A leading @ is interpreted as a stdin/file reference (the curl convention). OAuth2/JWT tokens never start with @, but if you ever need a literal token that does, escape it as \@token.

Recommended usage

Use a configuration file to keep credentials out of command history and logs. Create the file with config-init, then run the CLI using the -n option.

config-init -n test.ini -t "$TOKEN" -s -a https://app.laavat.io/<CustomerName>/api/v1
signing-tool -n test.ini product getall

Alternative usage

You can also pass settings directly on the command line, but this is less secure because tokens may become visible in shell history or process listings.

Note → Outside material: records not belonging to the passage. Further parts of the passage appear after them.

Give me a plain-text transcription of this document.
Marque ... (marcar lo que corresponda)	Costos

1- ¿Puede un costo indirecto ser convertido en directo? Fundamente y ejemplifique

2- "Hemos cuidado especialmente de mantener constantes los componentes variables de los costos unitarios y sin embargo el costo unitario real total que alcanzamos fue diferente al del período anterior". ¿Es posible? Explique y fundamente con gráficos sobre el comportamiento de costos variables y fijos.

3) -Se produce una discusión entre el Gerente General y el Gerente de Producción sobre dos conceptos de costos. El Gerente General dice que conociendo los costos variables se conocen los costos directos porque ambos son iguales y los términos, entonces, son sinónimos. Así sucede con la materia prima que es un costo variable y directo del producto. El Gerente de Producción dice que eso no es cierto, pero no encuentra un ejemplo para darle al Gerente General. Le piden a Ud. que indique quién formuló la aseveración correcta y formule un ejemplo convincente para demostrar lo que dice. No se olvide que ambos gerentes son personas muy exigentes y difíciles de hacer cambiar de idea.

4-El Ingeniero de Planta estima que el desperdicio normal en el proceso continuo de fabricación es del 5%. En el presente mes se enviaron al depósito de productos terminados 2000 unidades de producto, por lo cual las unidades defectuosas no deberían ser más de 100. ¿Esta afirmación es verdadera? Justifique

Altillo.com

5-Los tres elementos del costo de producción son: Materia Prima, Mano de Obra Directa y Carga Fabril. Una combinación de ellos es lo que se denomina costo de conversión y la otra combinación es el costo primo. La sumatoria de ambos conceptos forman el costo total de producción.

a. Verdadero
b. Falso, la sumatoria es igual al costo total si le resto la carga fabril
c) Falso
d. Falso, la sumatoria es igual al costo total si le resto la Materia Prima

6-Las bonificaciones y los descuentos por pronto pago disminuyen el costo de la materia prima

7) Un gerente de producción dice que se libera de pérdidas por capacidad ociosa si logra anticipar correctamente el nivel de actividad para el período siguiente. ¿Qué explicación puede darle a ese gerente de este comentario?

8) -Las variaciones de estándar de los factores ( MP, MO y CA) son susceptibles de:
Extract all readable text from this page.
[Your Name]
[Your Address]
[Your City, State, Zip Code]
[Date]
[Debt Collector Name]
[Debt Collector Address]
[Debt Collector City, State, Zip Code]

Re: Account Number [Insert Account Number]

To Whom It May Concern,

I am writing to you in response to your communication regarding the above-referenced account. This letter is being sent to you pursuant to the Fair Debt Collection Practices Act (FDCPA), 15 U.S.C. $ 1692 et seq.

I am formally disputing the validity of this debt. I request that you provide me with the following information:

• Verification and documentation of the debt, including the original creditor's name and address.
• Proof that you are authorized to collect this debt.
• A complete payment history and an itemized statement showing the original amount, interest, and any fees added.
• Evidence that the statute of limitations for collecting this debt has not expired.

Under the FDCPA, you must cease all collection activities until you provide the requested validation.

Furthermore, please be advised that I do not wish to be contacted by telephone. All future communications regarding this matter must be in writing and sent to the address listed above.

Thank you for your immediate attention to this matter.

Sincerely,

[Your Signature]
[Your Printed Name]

signing-tool -c -t "$TOKEN" -a https://app.laavat.io/<CustomerName>/api/v1 product getall

Configuration Options

Option 1: create an ini config file using config-init:

config-init -n test.ini -t "$TOKEN" -s -a https://app.laavat.io/<CustomerName>/api/v1
signing-tool -n test.ini product getall

Option 2: pass settings directly on the command line (not recommended for secrets):

signing-tool -c -t "$TOKEN" -a https://app.laavat.io/<CustomerName>/api/v1 product getall

Example Signing Commands

HAB image signing with config file:

signing-tool -n test.ini imagesigning add SignHABIMG -P <product-id> --operid <operator-id> -p <payload>

OCI signing with token and API address:

signing-tool -c -t "$TOKEN" -a https://app.laavat.io/<CustomerName>/api/v1 imagesigning add SignOCI -P <product-id> --operid <operator-id> -A <artifact>

Requirements

  • Python 3.8 or newer
  • SigningService — The signing-tool CLI depends on the SigningService API client library. This is automatically installed when you install signing-tool from PyPI

Packaging

This package is configured for PyPI distribution using pyproject.toml and setuptools. Read the pyproject.toml file for package metadata and published package configuration.